Fwd: Re: Source Navigator (was: Content of the Perl6 talk)
Syd Polk
spolk@redhat.com
Mon Jul 31 09:01:00 GMT 2000
Mo DeJong wrote:
>
> On Mon, 31 Jul 2000, Ben Elliston wrote:
>
> > > The coming month is sort of crazy, unfortunately. In September, I'll be
> > > revisiting this stuff - to make it more general. If there's an easy way
> > > to make this code useful for SN, I'd be happy to do so.
> >
> > Could you post a note about this on sourcenav@sources.redhat.com? That
> > way, other folks will know about your code and plans, there is already
> > one other guys talking about fixing the Tcl parser.
> >
> > Would it make sense to try and make use of the parser in Tcl? Are there
> > public Tcl library functions to get access to the parser--perhaps
> > registering semantic actions? This way, Tcl support would never lag behind
> > Tcl itself.
>
> That is what I was thinking. The thing about Jean-Claude's approach
> is that it is the Tcl parser, it is just an embedded verison. The
> Tcl is frozen. There really have not been any parser changes for a
> long time, so that is not much of a concern. It is really hard to
> get ANY parser change into Tcl, I am currently trying to get the
> Tcl folk to agree that "set i []" should set the variable i to
> the liternal string "[]" instead of the empty string.
But that is just wrong. If you want to set i to "[]", you should do
set i {[]}
or something.
> The hard part is not the parser, it is the "rules"

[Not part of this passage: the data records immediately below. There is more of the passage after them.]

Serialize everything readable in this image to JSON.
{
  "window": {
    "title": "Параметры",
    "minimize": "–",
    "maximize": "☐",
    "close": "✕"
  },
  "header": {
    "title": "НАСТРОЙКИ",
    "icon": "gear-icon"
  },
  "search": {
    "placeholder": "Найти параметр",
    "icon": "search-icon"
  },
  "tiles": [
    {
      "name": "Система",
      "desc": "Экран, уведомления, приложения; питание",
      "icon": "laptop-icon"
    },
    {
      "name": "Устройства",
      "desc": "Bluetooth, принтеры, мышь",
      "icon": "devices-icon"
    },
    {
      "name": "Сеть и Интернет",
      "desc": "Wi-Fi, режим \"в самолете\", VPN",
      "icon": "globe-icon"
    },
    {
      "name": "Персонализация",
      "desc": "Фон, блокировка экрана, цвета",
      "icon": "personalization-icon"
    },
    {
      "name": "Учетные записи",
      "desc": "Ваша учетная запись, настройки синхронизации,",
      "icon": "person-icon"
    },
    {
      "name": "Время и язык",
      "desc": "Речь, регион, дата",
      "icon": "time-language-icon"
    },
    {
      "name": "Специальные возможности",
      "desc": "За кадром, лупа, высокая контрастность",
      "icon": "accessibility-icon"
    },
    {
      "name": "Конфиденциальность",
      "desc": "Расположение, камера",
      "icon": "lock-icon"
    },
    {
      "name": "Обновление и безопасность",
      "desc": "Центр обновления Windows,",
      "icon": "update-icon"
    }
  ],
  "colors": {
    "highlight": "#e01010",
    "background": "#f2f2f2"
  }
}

> you would need to add after the parsing to really make
> things useful.
>
> For instance:
> eval foo $args
>
> This should be recorded as a call to the proc foo, not a call
> to eval. You need to ignore that fact that users could create
> a new method call eval and just do what 99% of the folks
> would expect. Of course, you could also argue that this should
> be a call to eval and a call to foo.
Tcl is hard this way. It should be recorded as both a call to eval and foo just
in case I am trying to find an eval that is causing problems.